For a detailed description of the Monte Carlo (MC) method, we refer to Supplement 1 to the “Guide to the expression of uncertainty in measurement” - Propagation of distributions using a Monte Carlo method.

Here we summarise the main steps and detail how these were implemented. The main stages consist of:

  • Formulation: Defining the measurand (output quantity Y), the input quantities \(X = (X_{i},\ldots,\ X_{N})\), and the measurement function (as a model relating Y and X). One also needs to asign Probability Density Functions (PDF) of each of the input quantities, as well as define the correlation between them (through joint PDF).

  • Propagation: propagate the PDFs for the \(X_i\) through the model to obtain the PDF for Y.

  • Summarizing: Use the PDF for Y to obtain the expectation of Y, the standard uncertainty u(Y) associated with Y (from the standard deviation), and the covariance between the different values in Y.

The MC method implemented in punpy consists of generating joint PDF from the provided uncertainties and correlation matrices or covariances. Punpy then propagates the PDFs for the \(X_i\) to Y and then summarises the results through returning the uncertainties and correlation matrices.

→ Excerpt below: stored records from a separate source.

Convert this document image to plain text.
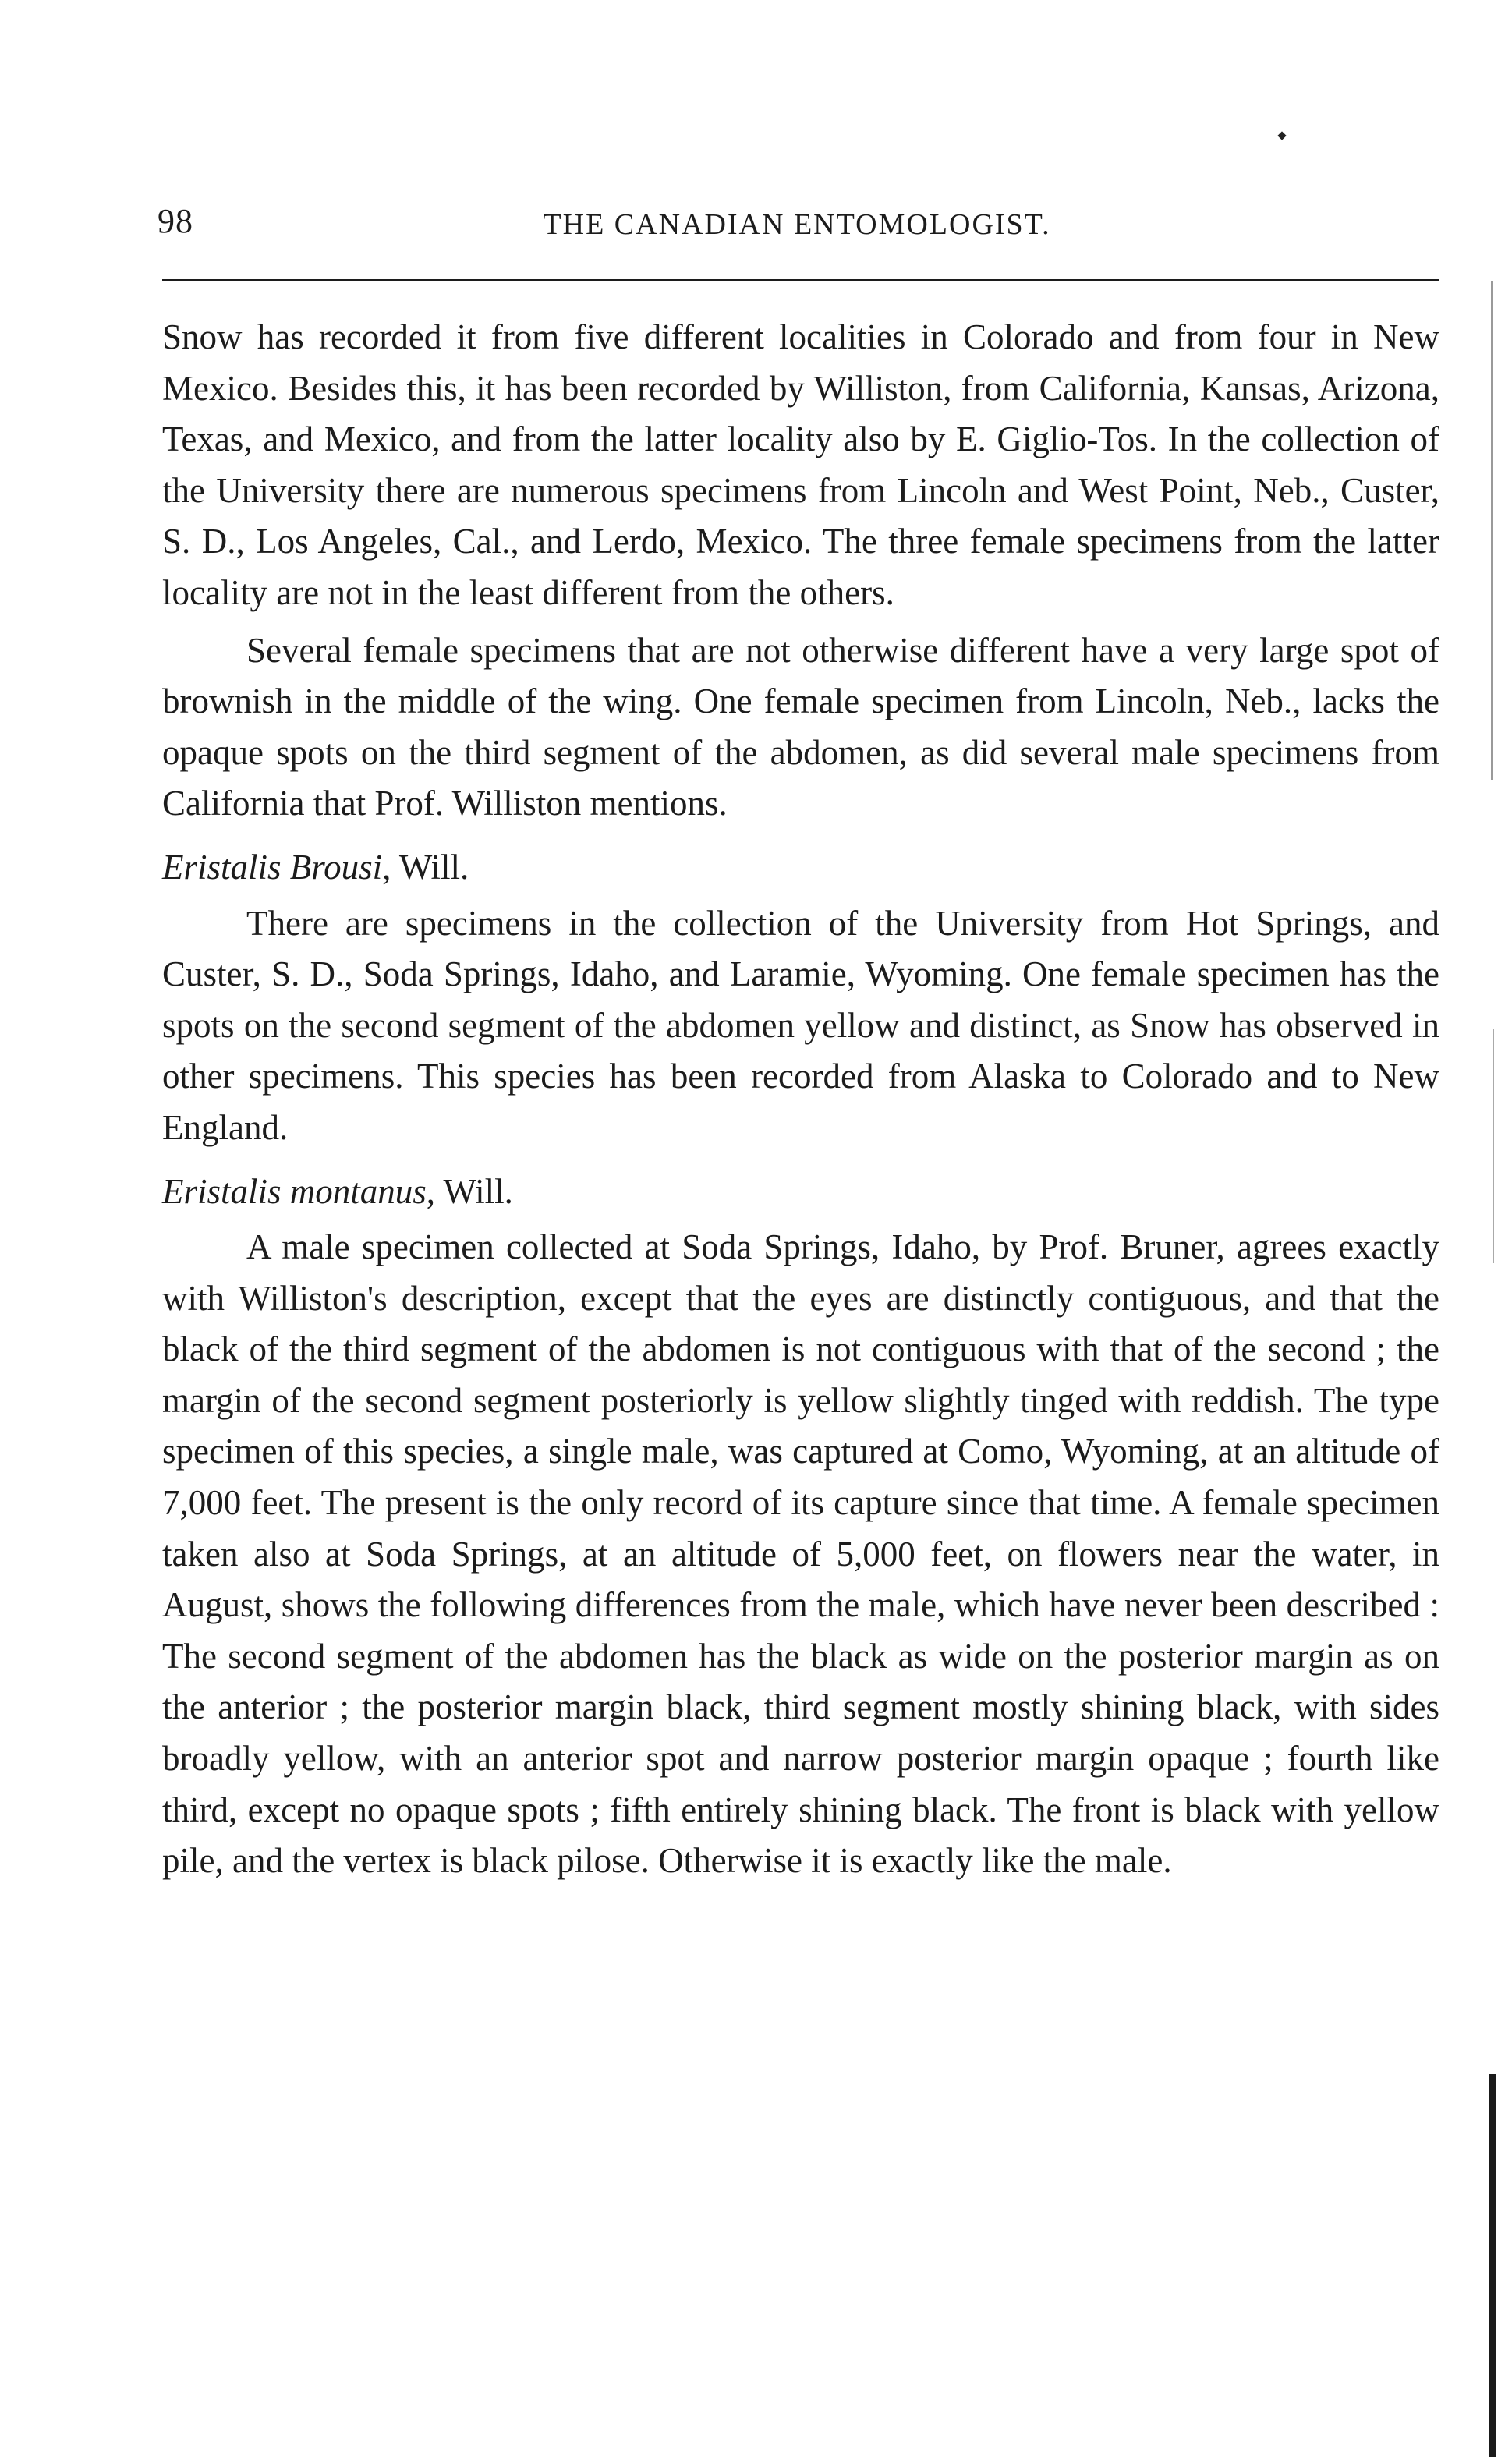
98	THE CANADIAN ENTOMOLOGIST.

Snow has recorded it from five different localities in Colorado and from four in New Mexico. Besides this, it has been recorded by Williston, from California, Kansas, Arizona, Texas, and Mexico, and from the latter locality also by E. Giglio-Tos. In the collection of the University there are numerous specimens from Lincoln and West Point, Neb., Custer, S. D., Los Angeles, Cal., and Lerdo, Mexico. The three female specimens from the latter locality are not in the least different from the others.

Several female specimens that are not otherwise different have a very large spot of brownish in the middle of the wing. One female specimen from Lincoln, Neb., lacks the opaque spots on the third segment of the abdomen, as did several male specimens from California that Prof. Williston mentions.

Eristalis Brousi, Will.

There are specimens in the collection of the University from Hot Springs, and Custer, S. D., Soda Springs, Idaho, and Laramie, Wyoming. One female specimen has the spots on the second segment of the abdomen yellow and distinct, as Snow has observed in other specimens. This species has been recorded from Alaska to Colorado and to New England.

Eristalis montanus, Will.

A male specimen collected at Soda Springs, Idaho, by Prof. Bruner, agrees exactly with Williston's description, except that the eyes are distinctly contiguous, and that the black of the third segment of the abdomen is not contiguous with that of the second ; the margin of the second segment posteriorly is yellow slightly tinged with reddish. The type specimen of this species, a single male, was captured at Como, Wyoming, at an altitude of 7,000 feet. The present is the only record of its capture since that time. A female specimen taken also at Soda Springs, at an altitude of 5,000 feet, on flowers near the water, in August, shows the following differences from the male, which have never been described : The second segment of the abdomen has the black as wide on the posterior margin as on the anterior ; the posterior margin black, third segment mostly shining black, with sides broadly yellow, with an anterior spot and narrow posterior margin opaque ; fourth like third, except no opaque spots ; fifth entirely shining black. The front is black with yellow pile, and the vertex is black pilose. Otherwise it is exactly like the male.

As punpy is meant to be widely applicable, the user can define the measurand, input quantities and measurement function themselves. Within punpy, the input quantities and measurand will often be provided as python arrays (or scalars) and the measurement function in particular needs to be a python function that can take the input quantities as function arguments and returns the measurand.

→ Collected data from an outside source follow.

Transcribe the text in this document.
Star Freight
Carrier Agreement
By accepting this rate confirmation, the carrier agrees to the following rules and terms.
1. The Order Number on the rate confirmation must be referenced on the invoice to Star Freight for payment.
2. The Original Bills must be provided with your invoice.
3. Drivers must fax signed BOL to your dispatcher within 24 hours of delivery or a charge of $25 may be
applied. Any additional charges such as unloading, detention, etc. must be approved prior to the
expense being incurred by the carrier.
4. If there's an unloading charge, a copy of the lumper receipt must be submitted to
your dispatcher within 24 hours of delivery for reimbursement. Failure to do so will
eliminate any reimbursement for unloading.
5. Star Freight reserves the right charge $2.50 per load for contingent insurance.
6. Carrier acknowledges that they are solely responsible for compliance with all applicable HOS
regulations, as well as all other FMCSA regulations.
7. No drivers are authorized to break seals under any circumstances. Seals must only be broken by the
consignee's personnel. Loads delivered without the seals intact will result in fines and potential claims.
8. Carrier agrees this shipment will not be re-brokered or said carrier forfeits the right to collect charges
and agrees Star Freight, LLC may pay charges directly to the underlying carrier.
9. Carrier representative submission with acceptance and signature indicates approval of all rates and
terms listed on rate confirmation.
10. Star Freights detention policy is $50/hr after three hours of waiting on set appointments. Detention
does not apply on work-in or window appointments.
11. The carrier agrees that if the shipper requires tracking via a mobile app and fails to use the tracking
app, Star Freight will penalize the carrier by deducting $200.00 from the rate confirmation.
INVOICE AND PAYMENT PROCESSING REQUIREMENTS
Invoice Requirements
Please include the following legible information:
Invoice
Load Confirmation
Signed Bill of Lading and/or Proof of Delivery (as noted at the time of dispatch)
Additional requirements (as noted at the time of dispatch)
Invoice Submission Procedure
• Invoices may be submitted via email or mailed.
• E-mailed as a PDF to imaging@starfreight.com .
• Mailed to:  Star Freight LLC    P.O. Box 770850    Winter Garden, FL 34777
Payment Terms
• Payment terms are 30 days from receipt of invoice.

To generate the joint PDF, comet_maths is used. The ATBD for the comet_maths PDF generator is given here.

The measurand pdf is then defined by processing each draw \(\xi_i\) to Y:

\(Y = f(\xi)\).

The measurands for each of these draws are then concatenated into one array containing the full measurand sample. The uncertainties are than calculated by taking the standard deviation along these draws.

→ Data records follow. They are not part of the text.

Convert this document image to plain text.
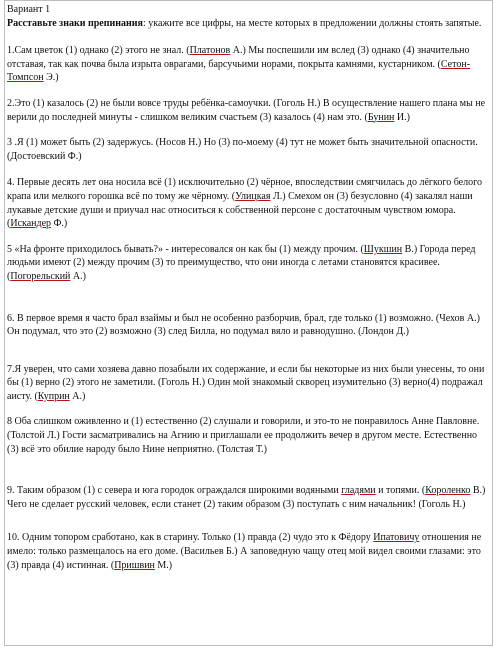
Вариант 1

Расставьте знаки препинания: укажите все цифры, на месте которых в предложении должны стоять запятые.

1.Сам цветок (1) однако (2) этого не знал. (Платонов А.) Мы поспешили им вслед (3) однако (4) значительно отставая, так как почва была изрыта оврагами, барсучьими норами, покрыта камнями, кустарником. (Сетон-Томпсон Э.)

2.Это (1) казалось (2) не были вовсе труды ребёнка-самоучки. (Гоголь Н.) В осуществление нашего плана мы не верили до последней минуты - слишком великим счастьем (3) казалось (4) нам это. (Бунин И.)

3 .Я (1) может быть (2) задержусь. (Носов Н.) Но (3) по-моему (4) тут не может быть значительной опасности. (Достоевский Ф.)

4. Первые десять лет она носила всё (1) исключительно (2) чёрное, впоследствии смягчилась до лёгкого белого крапа или мелкого горошка всё по тому же чёрному. (Улицкая Л.) Смехом он (3) безусловно (4) закалял наши лукавые детские души и приучал нас относиться к собственной персоне с достаточным чувством юмора. (Искандер Ф.)

5 «На фронте приходилось бывать?» - интересовался он как бы (1) между прочим. (Шукшин В.) Города перед людьми имеют (2) между прочим (3) то преимущество, что они иногда с летами становятся красивее. (Погорельский А.)

6. В первое время я часто брал взаймы и был не особенно разборчив, брал, где только (1) возможно. (Чехов А.) Он подумал, что это (2) возможно (3) след Билла, но подумал вяло и равнодушно. (Лондон Д.)

7.Я уверен, что сами хозяева давно позабыли их содержание, и если бы некоторые из них были унесены, то они бы (1) верно (2) этого не заметили. (Гоголь Н.) Один мой знакомый скворец изумительно (3) верно(4) подражал аисту. (Куприн А.)

8 Оба слишком оживленно и (1) естественно (2) слушали и говорили, и это-то не понравилось Анне Павловне. (Толстой Л.) Гости засматривались на Агнию и приглашали ее продолжить вечер в другом месте. Естественно (3) всё это обилие народу было Нине неприятно. (Толстая Т.)

9. Таким образом (1) с севера и юга городок ограждался широкими водяными гладями и топями. (Короленко В.) Чего не сделает русский человек, если станет (2) таким образом (3) поступать с ним начальник! (Гоголь Н.)

10. Одним топором сработано, как в старину. Только (1) правда (2) чудо это к Фёдору Ипатовичу отношения не имело: только размещалось на его доме. (Васильев Б.) А заповедную чащу отец мой видел своими глазами: это (3) правда (4) истинная. (Пришвин М.)
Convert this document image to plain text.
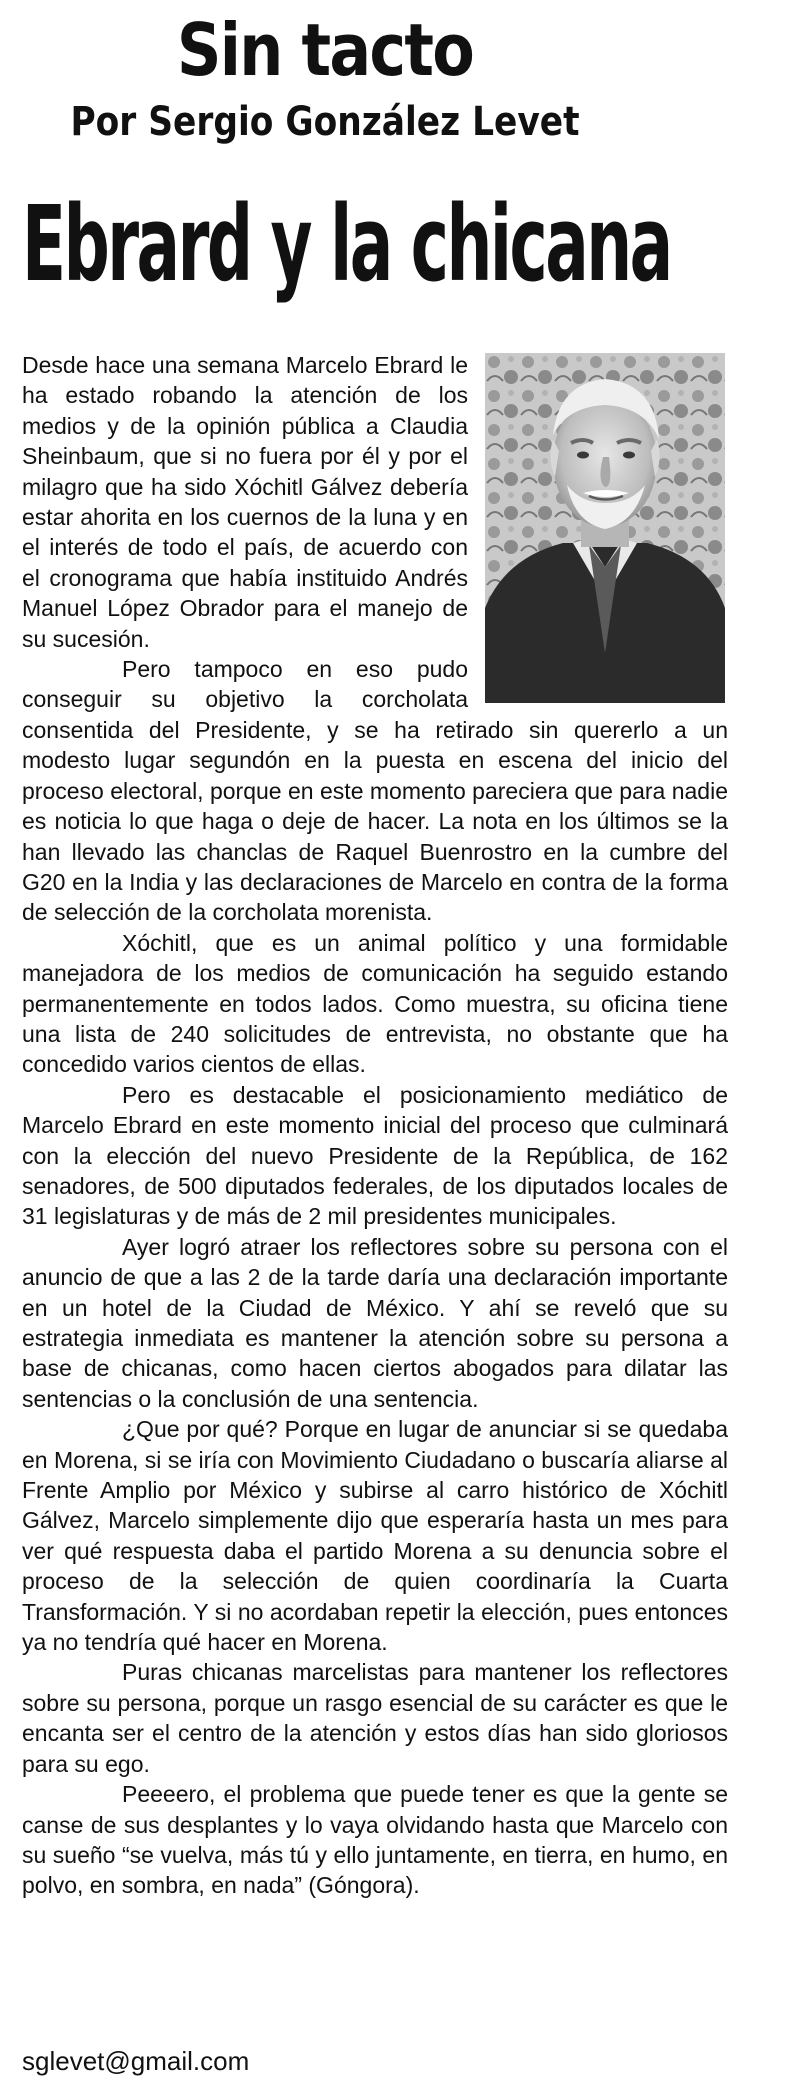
Sin tacto
Por Sergio González Levet
Ebrard y la chicana

Desde hace una semana Marcelo Ebrard le ha estado robando la atención de los medios y de la opinión pública a Claudia Sheinbaum, que si no fuera por él y por el milagro que ha sido Xóchitl Gálvez debería estar ahorita en los cuernos de la luna y en el interés de todo el país, de acuerdo con el cronograma que había instituido Andrés Manuel López Obrador para el manejo de su sucesión.

Pero tampoco en eso pudo conseguir su objetivo la corcholata consentida del Presidente, y se ha retirado sin quererlo a un modesto lugar segundón en la puesta en escena del inicio del proceso electoral, porque en este momento pareciera que para nadie es noticia lo que haga o deje de hacer. La nota en los últimos se la han llevado las chanclas de Raquel Buenrostro en la cumbre del G20 en la India y las declaraciones de Marcelo en contra de la forma de selección de la corcholata morenista.

Xóchitl, que es un animal político y una formidable manejadora de los medios de comunicación ha seguido estando permanentemente en todos lados. Como muestra, su oficina tiene una lista de 240 solicitudes de entrevista, no obstante que ha concedido varios cientos de ellas.

Pero es destacable el posicionamiento mediático de Marcelo Ebrard en este momento inicial del proceso que culminará con la elección del nuevo Presidente de la República, de 162 senadores, de 500 diputados federales, de los diputados locales de 31 legislaturas y de más de 2 mil presidentes municipales.

Ayer logró atraer los reflectores sobre su persona con el anuncio de que a las 2 de la tarde daría una declaración importante en un hotel de la Ciudad de México. Y ahí se reveló que su estrategia inmediata es mantener la atención sobre su persona a base de chicanas, como hacen ciertos abogados para dilatar las sentencias o la conclusión de una sentencia.

¿Que por qué? Porque en lugar de anunciar si se quedaba en Morena, si se iría con Movimiento Ciudadano o buscaría aliarse al Frente Amplio por México y subirse al carro histórico de Xóchitl Gálvez, Marcelo simplemente dijo que esperaría hasta un mes para ver qué respuesta daba el partido Morena a su denuncia sobre el proceso de la selección de quien coordinaría la Cuarta Transformación. Y si no acordaban repetir la elección, pues entonces ya no tendría qué hacer en Morena.

Puras chicanas marcelistas para mantener los reflectores sobre su persona, porque un rasgo esencial de su carácter es que le encanta ser el centro de la atención y estos días han sido gloriosos para su ego.

Peeeero, el problema que puede tener es que la gente se canse de sus desplantes y lo vaya olvidando hasta que Marcelo con su sueño “se vuelva, más tú y ello juntamente, en tierra, en humo, en polvo, en sombra, en nada” (Góngora).

sglevet@gmail.com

When no corr_dims are specified, but return_corr is set to True, the correlation matrix is calculated by calculating the Pearson product-moment correlation coefficients of the full measurand sample along the draw dimension. When corr_dims are specified, the correlation matrix is calculated along a subset of the full measurand sample. This subset is made by taking only the first index along every dimension that is not the correlation dimension. We note that corr_dims should only be used when the error correlation matrices do not vary along the other dimension(s). A warning is raised if any element of the correlation matrix varies by more than 0.05 between the one using a subset taking only the first index along each other dimension and the one using a subset taking only the last index along each other dimension.